Near Optimal Constant Inapproximability under ETH for Fundamental Problems in Parameterized Complexity

Abstract

We prove that under the Exponential Time Hypothesis (ETH), for every ε > 0, there exists a constant C > 0 such that no algorithm running in time nk / logC k can determine whether a given 2-CSP instance with k variables, O(k) constraints, and alphabet size n, is perfectly satisfiable or if every assignment satisfies at most an ε fraction of the constraints. By known reductions in the literature, the above result implies near-optimal conditional lower bounds for approximating a host of parameterized problems, such as the k-Clique problem, k-Max-Coverage problem, k-Unique Set Cover problem, k-Median and k-Means problems, parameterized variants of the Nearest Codeword problem, Minimum Distance of a Code problem, Closest Vector problem, and Shortest Vector problem.
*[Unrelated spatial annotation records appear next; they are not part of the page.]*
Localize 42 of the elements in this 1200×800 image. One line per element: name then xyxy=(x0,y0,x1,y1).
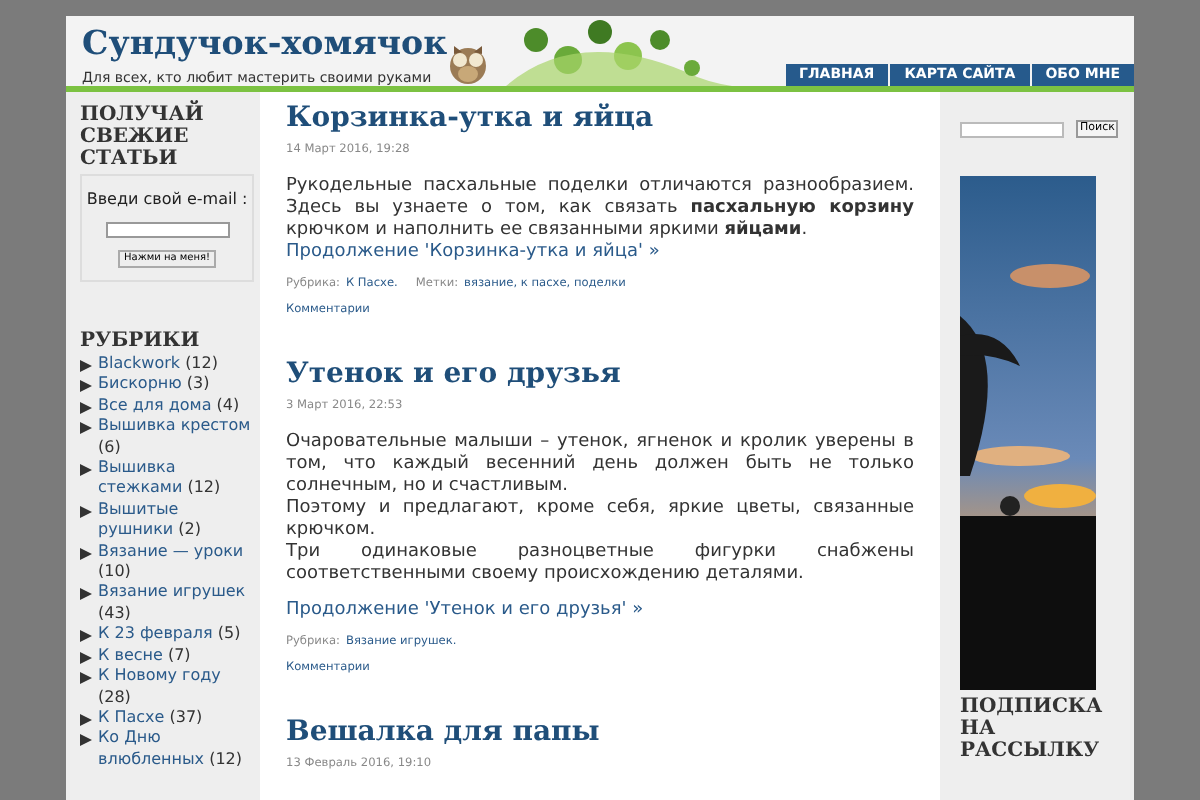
read-more-link[interactable]: Продолжение 'Корзинка-утка и яйца' » xyxy=(286,242,660,264)
sidebar-heading: РУБРИКИ xyxy=(80,330,202,352)
post-text: Поэтому и предлагают, кроме себя, яркие цветы, связанные крючком. xyxy=(286,498,914,542)
bullet-icon xyxy=(80,360,92,372)
bullet-icon xyxy=(80,380,92,393)
category-link[interactable]: Вышивка крестом (6) xyxy=(98,416,254,459)
post-title[interactable]: Вешалка для папы xyxy=(286,712,914,752)
category-link[interactable]: Вышитые рушники (2) xyxy=(98,499,254,542)
category-link[interactable]: К 23 февраля (5) xyxy=(98,624,241,646)
bullet-icon xyxy=(80,734,92,747)
category-link[interactable]: Ко Дню влюбленных (12) xyxy=(98,728,254,771)
bullet-icon xyxy=(80,464,92,477)
post-text: Очаровательные малыши – утенок, ягненок и кролик уверены в том, что каждый весенний день должен быть не только солнечным, но и счастливым. xyxy=(286,432,914,498)
category-link[interactable]: Вязание — уроки (10) xyxy=(98,541,254,583)
post-text: Рукодельные пасхальные поделки отличаются разнообразием. Здесь вы узнаете о том, как связать пасхальную корзину крючком и наполнить ее связанными яркими яйцами. xyxy=(286,176,914,242)
category-link[interactable]: Вязание игрушек (43) xyxy=(98,582,254,625)
post-title[interactable]: Утенок и его друзья xyxy=(286,354,914,394)
post-title[interactable]: Корзинка-утка и яйца xyxy=(286,98,914,138)
category-link[interactable]: Вышивка стежками (12) xyxy=(98,458,254,500)
bullet-icon xyxy=(80,588,92,601)
email-field[interactable] xyxy=(105,222,229,238)
bullet-icon xyxy=(80,401,92,414)
category-link[interactable]: К Пасхе (37) xyxy=(98,707,203,729)
category-link[interactable]: Бискорню (3) xyxy=(98,374,210,396)
bullet-icon xyxy=(80,547,92,560)
search-field[interactable] xyxy=(960,121,1064,137)
bullet-icon xyxy=(80,651,92,664)
category-link[interactable]: К Новому году (28) xyxy=(98,666,254,708)
category-link[interactable]: Все для дома (4) xyxy=(98,395,240,417)
bullet-icon xyxy=(80,505,92,518)
site-title[interactable]: Сундучок-хомячок xyxy=(82,18,448,66)
category-link[interactable]: К весне (7) xyxy=(98,645,191,667)
post-text: Три одинаковые разноцветные фигурки снабжены соответственными своему происхождению деталями. xyxy=(286,542,914,586)
bullet-icon xyxy=(80,422,92,435)
bullet-icon xyxy=(80,630,92,643)
bullet-icon xyxy=(80,713,92,726)
read-more-link[interactable]: Продолжение 'Утенок и его друзья' » xyxy=(286,600,644,622)
bullet-icon xyxy=(80,672,92,685)
category-link[interactable]: Blackwork (12) xyxy=(98,354,218,375)
email-prompt: Введи свой e-mail : xyxy=(86,188,248,210)
sidebar-heading: ПОДПИСКА НА РАССЫЛКУ xyxy=(960,696,1105,762)
sidebar-heading: ПОЛУЧАЙ СВЕЖИЕ СТАТЬИ xyxy=(80,104,206,170)
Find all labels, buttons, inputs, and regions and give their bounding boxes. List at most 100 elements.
We also establish a densification theorem for the parameterized 2-CSP problem, showing that the aforementioned conditional lower bound for sparse 2-CSPs also holds when the constraint graph is a complete graph. From this densification, we conclude that assuming ETH, there is no algorithm running in time n√k / logC k that approximates the k-Directed Steiner Network problem and the k-Strongly Connected Steiner Subgraph problem to some constant factors.